Nikos Chrisochoides is Full Professor and John Simon Guggenheim Fellow in Medicine and Health.

His research interests are in medical image computing and parallel and distributed scientific computing. Specifically, parallel mesh generation both theoretical and implementation aspects. His research is application-driven. Currently he is working on real-time mesh generation for biomedical applications like non-rigid registration for Image Guided Neurosurgery.

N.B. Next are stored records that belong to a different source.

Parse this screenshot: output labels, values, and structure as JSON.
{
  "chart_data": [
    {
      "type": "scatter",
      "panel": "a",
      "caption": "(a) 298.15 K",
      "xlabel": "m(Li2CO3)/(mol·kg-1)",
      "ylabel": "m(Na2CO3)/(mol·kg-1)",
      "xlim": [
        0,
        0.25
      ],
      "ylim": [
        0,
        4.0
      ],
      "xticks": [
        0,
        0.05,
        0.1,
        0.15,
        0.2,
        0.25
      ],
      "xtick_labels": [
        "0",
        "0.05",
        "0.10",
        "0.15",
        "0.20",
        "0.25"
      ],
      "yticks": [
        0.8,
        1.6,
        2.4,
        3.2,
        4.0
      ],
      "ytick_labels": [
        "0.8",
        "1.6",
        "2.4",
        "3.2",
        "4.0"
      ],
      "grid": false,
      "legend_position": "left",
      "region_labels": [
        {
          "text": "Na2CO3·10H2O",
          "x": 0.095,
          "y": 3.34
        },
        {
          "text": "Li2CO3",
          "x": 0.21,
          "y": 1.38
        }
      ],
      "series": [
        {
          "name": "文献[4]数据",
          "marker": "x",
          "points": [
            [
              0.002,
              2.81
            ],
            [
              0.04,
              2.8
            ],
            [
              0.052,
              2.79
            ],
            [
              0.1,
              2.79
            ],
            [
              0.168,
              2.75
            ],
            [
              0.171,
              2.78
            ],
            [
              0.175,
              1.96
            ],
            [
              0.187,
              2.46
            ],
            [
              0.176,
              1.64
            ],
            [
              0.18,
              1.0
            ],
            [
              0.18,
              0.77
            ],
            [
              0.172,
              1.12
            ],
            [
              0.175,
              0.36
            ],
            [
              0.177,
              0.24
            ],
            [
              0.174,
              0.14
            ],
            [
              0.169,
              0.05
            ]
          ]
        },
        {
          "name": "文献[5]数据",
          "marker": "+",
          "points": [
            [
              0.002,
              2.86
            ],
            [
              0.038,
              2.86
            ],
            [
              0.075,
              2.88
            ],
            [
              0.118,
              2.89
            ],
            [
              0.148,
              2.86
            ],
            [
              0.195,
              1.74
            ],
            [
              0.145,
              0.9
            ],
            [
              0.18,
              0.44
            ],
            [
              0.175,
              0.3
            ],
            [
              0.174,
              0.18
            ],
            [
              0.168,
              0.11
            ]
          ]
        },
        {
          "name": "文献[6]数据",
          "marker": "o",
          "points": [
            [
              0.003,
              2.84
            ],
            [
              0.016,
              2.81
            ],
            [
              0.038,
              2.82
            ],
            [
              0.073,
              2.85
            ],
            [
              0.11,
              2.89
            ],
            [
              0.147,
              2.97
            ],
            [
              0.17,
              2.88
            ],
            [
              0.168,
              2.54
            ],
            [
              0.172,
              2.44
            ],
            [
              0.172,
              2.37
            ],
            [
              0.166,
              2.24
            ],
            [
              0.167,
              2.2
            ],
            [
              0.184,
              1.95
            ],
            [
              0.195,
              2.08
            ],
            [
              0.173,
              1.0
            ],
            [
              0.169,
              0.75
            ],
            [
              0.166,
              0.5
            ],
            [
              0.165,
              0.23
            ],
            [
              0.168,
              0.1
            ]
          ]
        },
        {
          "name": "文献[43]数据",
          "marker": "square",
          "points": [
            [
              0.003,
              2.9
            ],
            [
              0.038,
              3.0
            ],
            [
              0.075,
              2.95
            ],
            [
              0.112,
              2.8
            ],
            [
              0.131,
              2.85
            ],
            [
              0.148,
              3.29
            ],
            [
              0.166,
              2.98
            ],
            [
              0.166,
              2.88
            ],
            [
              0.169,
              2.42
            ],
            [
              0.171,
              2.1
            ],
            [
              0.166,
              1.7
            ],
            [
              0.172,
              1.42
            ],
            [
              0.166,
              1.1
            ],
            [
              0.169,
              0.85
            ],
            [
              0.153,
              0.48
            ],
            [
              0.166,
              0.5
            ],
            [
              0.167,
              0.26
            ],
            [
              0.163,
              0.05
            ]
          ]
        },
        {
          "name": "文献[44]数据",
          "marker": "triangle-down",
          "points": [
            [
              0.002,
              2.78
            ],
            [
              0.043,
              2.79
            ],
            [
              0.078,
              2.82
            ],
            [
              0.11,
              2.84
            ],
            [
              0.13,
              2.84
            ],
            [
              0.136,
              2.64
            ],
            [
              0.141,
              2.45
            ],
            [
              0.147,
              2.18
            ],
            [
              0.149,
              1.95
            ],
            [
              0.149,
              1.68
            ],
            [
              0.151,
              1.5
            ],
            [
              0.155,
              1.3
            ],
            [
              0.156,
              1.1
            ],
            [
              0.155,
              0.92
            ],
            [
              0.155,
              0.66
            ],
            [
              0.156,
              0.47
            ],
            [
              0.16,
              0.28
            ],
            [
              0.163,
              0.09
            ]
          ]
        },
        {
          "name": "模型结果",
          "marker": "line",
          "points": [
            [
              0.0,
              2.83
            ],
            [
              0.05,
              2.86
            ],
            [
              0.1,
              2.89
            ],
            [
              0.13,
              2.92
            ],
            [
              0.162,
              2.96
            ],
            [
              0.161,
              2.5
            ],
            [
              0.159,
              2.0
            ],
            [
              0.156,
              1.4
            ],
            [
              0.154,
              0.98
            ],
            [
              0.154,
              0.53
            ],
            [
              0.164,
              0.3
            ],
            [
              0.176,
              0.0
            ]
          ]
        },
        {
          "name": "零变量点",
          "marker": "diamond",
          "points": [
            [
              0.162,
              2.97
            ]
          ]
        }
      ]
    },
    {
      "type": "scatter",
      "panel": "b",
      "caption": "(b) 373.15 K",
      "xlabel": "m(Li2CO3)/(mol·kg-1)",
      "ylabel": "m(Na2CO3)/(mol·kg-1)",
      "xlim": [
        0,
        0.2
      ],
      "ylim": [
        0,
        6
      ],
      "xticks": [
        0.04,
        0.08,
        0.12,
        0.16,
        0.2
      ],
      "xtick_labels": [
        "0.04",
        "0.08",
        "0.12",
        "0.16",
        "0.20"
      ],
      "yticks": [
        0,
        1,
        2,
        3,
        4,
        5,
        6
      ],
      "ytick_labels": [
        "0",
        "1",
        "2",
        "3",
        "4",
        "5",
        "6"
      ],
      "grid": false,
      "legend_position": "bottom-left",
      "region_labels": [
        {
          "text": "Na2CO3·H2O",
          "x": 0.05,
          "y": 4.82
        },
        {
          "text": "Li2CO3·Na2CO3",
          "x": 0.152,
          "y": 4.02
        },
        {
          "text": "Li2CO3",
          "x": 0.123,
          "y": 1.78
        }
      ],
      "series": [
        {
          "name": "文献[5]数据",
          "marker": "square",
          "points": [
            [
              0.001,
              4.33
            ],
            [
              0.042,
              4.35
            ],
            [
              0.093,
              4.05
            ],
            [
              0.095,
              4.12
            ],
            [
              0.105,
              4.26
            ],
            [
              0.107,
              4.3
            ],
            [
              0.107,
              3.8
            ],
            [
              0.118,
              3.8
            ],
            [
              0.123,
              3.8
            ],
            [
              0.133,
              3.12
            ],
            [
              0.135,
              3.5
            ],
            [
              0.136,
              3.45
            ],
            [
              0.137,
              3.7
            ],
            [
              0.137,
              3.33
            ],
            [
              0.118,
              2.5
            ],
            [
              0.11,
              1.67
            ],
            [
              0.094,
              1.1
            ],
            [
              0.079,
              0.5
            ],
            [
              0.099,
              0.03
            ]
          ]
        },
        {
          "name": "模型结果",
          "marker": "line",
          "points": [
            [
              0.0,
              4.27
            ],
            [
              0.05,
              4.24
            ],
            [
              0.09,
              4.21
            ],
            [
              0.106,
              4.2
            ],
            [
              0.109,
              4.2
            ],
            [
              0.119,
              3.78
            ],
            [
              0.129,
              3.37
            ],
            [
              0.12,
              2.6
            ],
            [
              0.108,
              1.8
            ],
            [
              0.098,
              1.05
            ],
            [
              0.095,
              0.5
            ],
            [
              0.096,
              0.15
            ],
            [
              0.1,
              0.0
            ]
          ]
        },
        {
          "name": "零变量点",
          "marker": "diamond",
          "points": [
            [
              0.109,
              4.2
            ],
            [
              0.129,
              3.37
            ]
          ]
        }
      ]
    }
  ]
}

Chrisochoides received his B.Sc. in Mathematics from Aristotle University, Greece and his M.Sc. (in Mathematics) and Ph.D. (in Computer Science) degrees from Purdue University. Then he moved to Northeast Parallel Architectures Center (NPAC) at Syracuse University as the Alex Nason Postdoctoral Fellow in Computational Sciences. After NPAC he worked in the Advanced Computing Research Institute, at Cornell University. He joined (as an Assistant Professor in January 1997) the Department of Computer Science and Engineering at the University of Notre Dame. In the Fall of 2000, he moved to the College of William and Mary as an Associate Professor and in 2004 he was awarded the Alumni Memorial Distinghuised Professorship. Chrisochoides has more than 120 technical pulications in parallel scientific computing.

He has held visting positions at Harvard Medical School (Spring 2005), MIT (Spring 2005), Brown (Fall 2004) and NASA/Langley (Summer 1994).